Парк Белинского этим вечером казался необычно пустынным, как бы отдыхая от ураганных дискотек слишком короткого лета. На высокой горе рядом с центром, Западная Поляна была самым зеленым и красивым районом. По сути, это большой лес, вписанный с одной стороны в город. Красно-золотистые листья здесь покрывали землю пышным ковром, шурша под ногами. Ветви столетних дубов вдоль дорожек переплетались и обнимали друг друга, давая пристанище множеству белок.

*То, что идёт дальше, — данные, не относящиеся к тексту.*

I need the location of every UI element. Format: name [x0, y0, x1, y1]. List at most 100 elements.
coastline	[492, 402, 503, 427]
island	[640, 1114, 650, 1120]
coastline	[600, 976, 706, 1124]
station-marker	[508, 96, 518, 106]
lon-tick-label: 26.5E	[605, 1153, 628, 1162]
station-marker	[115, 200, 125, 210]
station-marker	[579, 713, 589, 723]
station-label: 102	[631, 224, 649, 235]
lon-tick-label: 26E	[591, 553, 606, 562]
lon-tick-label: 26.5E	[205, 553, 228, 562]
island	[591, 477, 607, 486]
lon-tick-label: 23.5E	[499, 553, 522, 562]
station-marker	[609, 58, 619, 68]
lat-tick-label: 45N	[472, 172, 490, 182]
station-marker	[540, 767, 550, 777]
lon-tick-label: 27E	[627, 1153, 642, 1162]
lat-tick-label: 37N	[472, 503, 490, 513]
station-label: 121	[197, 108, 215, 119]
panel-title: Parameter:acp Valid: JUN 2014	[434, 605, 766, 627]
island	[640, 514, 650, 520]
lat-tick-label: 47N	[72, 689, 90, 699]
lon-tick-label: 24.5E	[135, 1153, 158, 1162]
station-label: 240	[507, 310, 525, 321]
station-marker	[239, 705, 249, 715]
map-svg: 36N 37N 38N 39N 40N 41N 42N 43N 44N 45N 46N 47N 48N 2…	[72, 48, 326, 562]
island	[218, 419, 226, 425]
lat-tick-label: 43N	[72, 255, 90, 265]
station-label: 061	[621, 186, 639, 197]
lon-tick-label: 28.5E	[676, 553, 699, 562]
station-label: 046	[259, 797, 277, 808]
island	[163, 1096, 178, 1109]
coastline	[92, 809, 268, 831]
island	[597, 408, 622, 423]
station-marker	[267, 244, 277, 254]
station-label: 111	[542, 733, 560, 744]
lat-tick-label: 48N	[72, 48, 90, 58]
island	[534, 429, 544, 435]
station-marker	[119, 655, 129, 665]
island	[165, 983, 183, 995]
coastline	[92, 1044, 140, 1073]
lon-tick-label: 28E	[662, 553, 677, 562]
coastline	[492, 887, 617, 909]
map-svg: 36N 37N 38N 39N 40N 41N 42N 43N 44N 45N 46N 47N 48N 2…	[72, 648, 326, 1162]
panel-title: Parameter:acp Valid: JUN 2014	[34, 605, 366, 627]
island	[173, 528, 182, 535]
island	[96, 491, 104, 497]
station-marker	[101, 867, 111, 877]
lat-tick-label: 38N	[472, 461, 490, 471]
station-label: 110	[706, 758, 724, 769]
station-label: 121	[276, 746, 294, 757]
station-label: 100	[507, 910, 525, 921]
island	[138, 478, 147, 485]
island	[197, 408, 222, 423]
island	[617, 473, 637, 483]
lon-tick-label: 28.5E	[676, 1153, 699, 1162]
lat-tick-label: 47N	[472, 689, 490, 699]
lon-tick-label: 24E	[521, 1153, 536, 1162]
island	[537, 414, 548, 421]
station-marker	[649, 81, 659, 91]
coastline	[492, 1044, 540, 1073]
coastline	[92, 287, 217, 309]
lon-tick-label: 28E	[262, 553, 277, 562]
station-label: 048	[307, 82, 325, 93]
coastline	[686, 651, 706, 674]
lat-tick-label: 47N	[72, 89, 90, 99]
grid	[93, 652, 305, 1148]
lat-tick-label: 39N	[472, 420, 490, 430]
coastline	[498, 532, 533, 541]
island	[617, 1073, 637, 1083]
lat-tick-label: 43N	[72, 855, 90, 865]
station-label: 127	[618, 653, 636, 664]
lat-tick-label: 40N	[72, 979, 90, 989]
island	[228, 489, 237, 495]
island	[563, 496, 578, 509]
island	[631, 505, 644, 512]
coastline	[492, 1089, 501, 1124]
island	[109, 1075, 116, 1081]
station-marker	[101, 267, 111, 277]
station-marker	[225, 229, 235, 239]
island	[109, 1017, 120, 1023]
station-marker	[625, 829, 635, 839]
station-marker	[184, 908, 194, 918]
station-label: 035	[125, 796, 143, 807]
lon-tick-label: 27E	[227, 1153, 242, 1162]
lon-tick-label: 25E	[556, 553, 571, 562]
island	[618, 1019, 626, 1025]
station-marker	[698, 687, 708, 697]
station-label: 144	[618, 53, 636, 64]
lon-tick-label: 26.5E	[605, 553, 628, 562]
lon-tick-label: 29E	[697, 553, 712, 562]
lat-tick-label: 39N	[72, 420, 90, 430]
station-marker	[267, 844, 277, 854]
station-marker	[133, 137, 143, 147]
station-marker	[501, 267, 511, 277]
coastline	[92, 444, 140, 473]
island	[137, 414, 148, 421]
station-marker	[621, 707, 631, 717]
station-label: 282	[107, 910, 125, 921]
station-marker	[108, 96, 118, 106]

Прозрачная, умиротворяющая тишина, настроила бы на лирический лад, если бы меня так не занимали кровожадные мысли. Институт через дорогу, зал совсем рядом и пришли почти все, кого я бы хотел здесь увидеть. Не отказала даже старая гвардия — штангисты за сорок, которые всё еще любили железо. Пришли и челноки-ветераны, с которыми мы начинали: Стас, Женька, Бориска и, конечно же, Раф. Безбашенный, тот всегда за любую движуху.

Мы пришли первыми, заняв позицию у вольера с медведем. Огромный зверь топтался по кругу, озадаченно косясь на хмурых качков через железные прутья. Выглядели мы и правда внушительно, но какой в толпе толк, если придут со стволами?

Наверное, главное — показать, что ты не один. Что за тобой есть какая-то сила. Подраться всласть — да, но под пулю из наших никто не полезет.

Бандиты приехали на трех черных «бумерах». Вышли, презрительно фыркнули, демонстративно достали из багажника два «калаша». После такого, казалось, можно уже расходиться.

Встали друг против друга, молчим. От них вышел Меченый и, видимо, Герыч. Высокий, совершенно лысый мужик в длинном сером пальто. Его бойцы все как один в черных кожаных куртках. Наверняка у нас покупали.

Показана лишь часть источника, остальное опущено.